Beaucoup d’entre nous ont vu cela. La NASA a rendu publique une vidéo de l’atterrissage du Rover Persévérance sur le sol martien, quatre jours après son arrivée sur la Planète rouge. La mission de l’agence spatiale américaine, lancée le 30 juillet 2020, a pour but de trouver des traces de vie ancienne sur la Planète rouge, en collectant pendant au moins deux ans jusqu’à une trentaine d’échantillons de roches. Mars, ce n’est quand même pas la porte à côté. Et s’y poser sans dégâts apparaît comme une gageure. Donc, on devrait tous être enthousiastes, impatients de la suite, fiers de tant de prouesses et d’inventivité. En un mot : bluffés par notre capacité à planifier, maîtriser et contrôler des missions hors du commun. Les scientifiques s’enthousiasment : une illustration de l’habileté des humains à dépasser leurs limites. Les grincheux trouvent que Mars c’est loin et que cela ne résout pas les questions imminentes et terribles de notre affaire Covid interminable. D’autant que diverses zoonoses se profilent si l’on en croit d’autres scientifiques. Bon, il y toujours des grincheux et des boucs émissaires. Ce n’est pas d’aujourd’hui. Mais puisque nous sommes en mars, je ne peux m’empêcher un petit détour par la mythologie.
Car Mars est le dieu de la guerre, de la destruction. La planète rouge a pris son nom au pire des dieux ! Un signe ? Et puis, autre chose m’alerte. C’est que la réussite (certes provisoire) de cette mission dit quelque chose de notre manière d’être au monde, de penser le futur et tout simplement de vivre le présent. Hartmut Rosa dans son ouvrage « Rendre le monde indisponible » nous le dit autrement. Rendre le monde visible, atteignable, maîtrisable et utilisable, c’est sans doute le mythe embarqué du progrès scientifique appliqué à toutes les sphères de la vie. J’aurais donc un plan de vie. Comme on a un plan de vol. Je pourrais planifier une carrière. Je pourrais prévoir. Certes on voit bien à quel point cela allège nos angoisses de penser que tout est sous contrôle. Mais on oublie parfois l’essentiel.

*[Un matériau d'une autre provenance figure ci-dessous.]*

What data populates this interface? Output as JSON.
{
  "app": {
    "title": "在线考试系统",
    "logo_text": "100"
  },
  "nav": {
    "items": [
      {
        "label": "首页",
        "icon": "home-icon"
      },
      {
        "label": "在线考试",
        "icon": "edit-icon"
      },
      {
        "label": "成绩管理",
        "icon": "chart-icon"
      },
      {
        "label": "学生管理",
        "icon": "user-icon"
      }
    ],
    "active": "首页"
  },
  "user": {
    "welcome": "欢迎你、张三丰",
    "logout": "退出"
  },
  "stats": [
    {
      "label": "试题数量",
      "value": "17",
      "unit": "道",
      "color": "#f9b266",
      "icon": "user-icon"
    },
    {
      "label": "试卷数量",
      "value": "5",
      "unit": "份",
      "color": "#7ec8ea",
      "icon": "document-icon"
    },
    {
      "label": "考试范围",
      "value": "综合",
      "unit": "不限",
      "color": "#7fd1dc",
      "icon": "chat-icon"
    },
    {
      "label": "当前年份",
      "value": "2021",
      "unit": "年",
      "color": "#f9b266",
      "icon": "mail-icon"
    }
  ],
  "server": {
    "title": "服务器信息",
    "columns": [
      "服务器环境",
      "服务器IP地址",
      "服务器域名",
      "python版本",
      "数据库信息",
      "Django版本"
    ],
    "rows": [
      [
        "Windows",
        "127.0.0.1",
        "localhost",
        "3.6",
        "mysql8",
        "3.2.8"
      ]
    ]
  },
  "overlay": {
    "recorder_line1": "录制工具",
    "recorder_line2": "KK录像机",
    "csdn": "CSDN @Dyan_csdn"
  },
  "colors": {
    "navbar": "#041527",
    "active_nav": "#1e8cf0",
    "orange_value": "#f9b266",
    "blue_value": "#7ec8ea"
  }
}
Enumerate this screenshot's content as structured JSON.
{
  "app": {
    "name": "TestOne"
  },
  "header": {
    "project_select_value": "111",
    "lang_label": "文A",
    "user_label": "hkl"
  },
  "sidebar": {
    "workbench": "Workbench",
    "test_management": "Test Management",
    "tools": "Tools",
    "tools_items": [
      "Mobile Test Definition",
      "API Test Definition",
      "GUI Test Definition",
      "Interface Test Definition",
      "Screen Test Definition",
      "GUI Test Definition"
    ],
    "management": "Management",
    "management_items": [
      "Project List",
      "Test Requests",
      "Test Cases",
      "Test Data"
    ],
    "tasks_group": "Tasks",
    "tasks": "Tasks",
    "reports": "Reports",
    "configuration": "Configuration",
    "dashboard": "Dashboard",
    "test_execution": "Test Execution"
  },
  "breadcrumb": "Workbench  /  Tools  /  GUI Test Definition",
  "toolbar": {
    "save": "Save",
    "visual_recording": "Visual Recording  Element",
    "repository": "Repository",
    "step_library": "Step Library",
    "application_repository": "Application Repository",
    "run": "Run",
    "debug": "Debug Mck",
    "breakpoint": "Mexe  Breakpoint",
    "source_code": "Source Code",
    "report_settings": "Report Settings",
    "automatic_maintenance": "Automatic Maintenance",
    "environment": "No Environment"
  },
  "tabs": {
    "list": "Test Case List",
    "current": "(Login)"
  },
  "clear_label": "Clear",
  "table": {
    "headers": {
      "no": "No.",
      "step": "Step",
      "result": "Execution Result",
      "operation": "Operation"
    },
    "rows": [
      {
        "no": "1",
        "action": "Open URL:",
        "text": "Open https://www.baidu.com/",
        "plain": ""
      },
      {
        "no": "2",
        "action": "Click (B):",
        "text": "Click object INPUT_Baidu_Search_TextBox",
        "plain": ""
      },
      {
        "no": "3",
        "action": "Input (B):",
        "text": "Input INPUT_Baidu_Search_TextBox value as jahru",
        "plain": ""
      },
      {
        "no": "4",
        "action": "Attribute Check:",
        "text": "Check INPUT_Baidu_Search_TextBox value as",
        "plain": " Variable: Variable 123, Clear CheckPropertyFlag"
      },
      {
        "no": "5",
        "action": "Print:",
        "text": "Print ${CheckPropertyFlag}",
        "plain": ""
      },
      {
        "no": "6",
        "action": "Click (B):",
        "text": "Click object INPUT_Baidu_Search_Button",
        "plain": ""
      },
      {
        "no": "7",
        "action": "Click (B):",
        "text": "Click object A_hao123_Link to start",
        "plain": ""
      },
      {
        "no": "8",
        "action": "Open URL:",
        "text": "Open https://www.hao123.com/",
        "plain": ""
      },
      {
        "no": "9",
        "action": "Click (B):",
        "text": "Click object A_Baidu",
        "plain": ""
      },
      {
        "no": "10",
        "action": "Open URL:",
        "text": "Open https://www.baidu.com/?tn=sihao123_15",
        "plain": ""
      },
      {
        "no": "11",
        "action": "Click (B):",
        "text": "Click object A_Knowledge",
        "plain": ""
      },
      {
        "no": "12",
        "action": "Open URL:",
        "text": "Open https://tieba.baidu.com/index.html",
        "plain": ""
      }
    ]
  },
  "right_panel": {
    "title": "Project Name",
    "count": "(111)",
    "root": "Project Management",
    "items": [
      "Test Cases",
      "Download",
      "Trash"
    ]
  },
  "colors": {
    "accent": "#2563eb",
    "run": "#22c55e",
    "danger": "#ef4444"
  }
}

Or, la plupart des choses qui nous touchent, nous éclairent, nous transforment ne sont pas prévisibles. Elles ne sont pas planifiables. J’ai beau préparer mon circuit de vacances, choisir la bonne saison, me renseigner sur les meilleurs hôtels, mon voyage est par définition imprévisible car une partie de la vie n’est pas disponible par anticipation. Je ne peux pas réserver l’inédit sur une application. Même la lecture aléatoire générée par un algorithme maître des calculs ne déclenche pas nécessairement la résonance attendue. Non, la vie n’est pas planifiable et prescriptible. L’issue ne peut être déterminée à l’avance, dit Rosa. Alors, j’ai renoncé aux images de Mars qui n’ont rien produit chez moi de bien palpitant pour aller sur le bord de la presqu’île observer les surfeurs. Ils sont là, attentifs, disponibles. L’essentiel de leur activité est de remonter sur leur planche, s’éloigner en faisant corps avec elle pour prendre la vague qui vient. L’essentiel est aussi dans l’attente. Mais pas n’importe quelle attente. Une sorte de disponibilité aiguisée, tendue qui attend l’occasion à saisir. Rien n’est sûr. Mais c’est bien ce côté imprescriptible, imprévisible et éphémère qui en donne la saveur. Car l’attente active ne ressemble en rien au plan organisé. Elle renvoie à la fois à une attitude (être disposé et disponible) et à une attention (veiller aux signaux faibles). Se lancer n’est jamais une garantie de succès. Mais l’esquisse d’un immense plaisir possible. L’amorce, dirait François Jullien. Plutôt que d’essayer d’intervenir directement sur le cours des choses, mieux vaut déceler les amorces pour essayer d’infléchir le déroulement des transformations. Histoire de décoïncider ? Mais ce n’est pas parce que rien n’est garanti que l’inédit peut advenir. Cela s’appelle une rencontre. Ce qui suppose une présence plus qu’un plan. Et cela m’inspire une autre réflexion.
Car ce qui me déconcerte le plus, c’est sans doute l’énergie, l’inventivité et la persévérance mobilisée par nos sociétés, pour rendre inhabitable notre terre. Tout en imaginant des planètes apparemment hostiles que nous pourrions rendre hospitalières. Pour les coloniser, leur prendre ce qu’elles ont d’utiles pour nous ? Les rendre disponibles et accessibles. Pour y passer un week-end ? Noël ? Peut-être que Netflix en fera une série ? Ah, ils ont déjà acheté les droits ! Et ils préparent la saison 2 car les avis sont excellents. OK boomer ! Je retourne lire Rosa. Rosa, un très beau nom.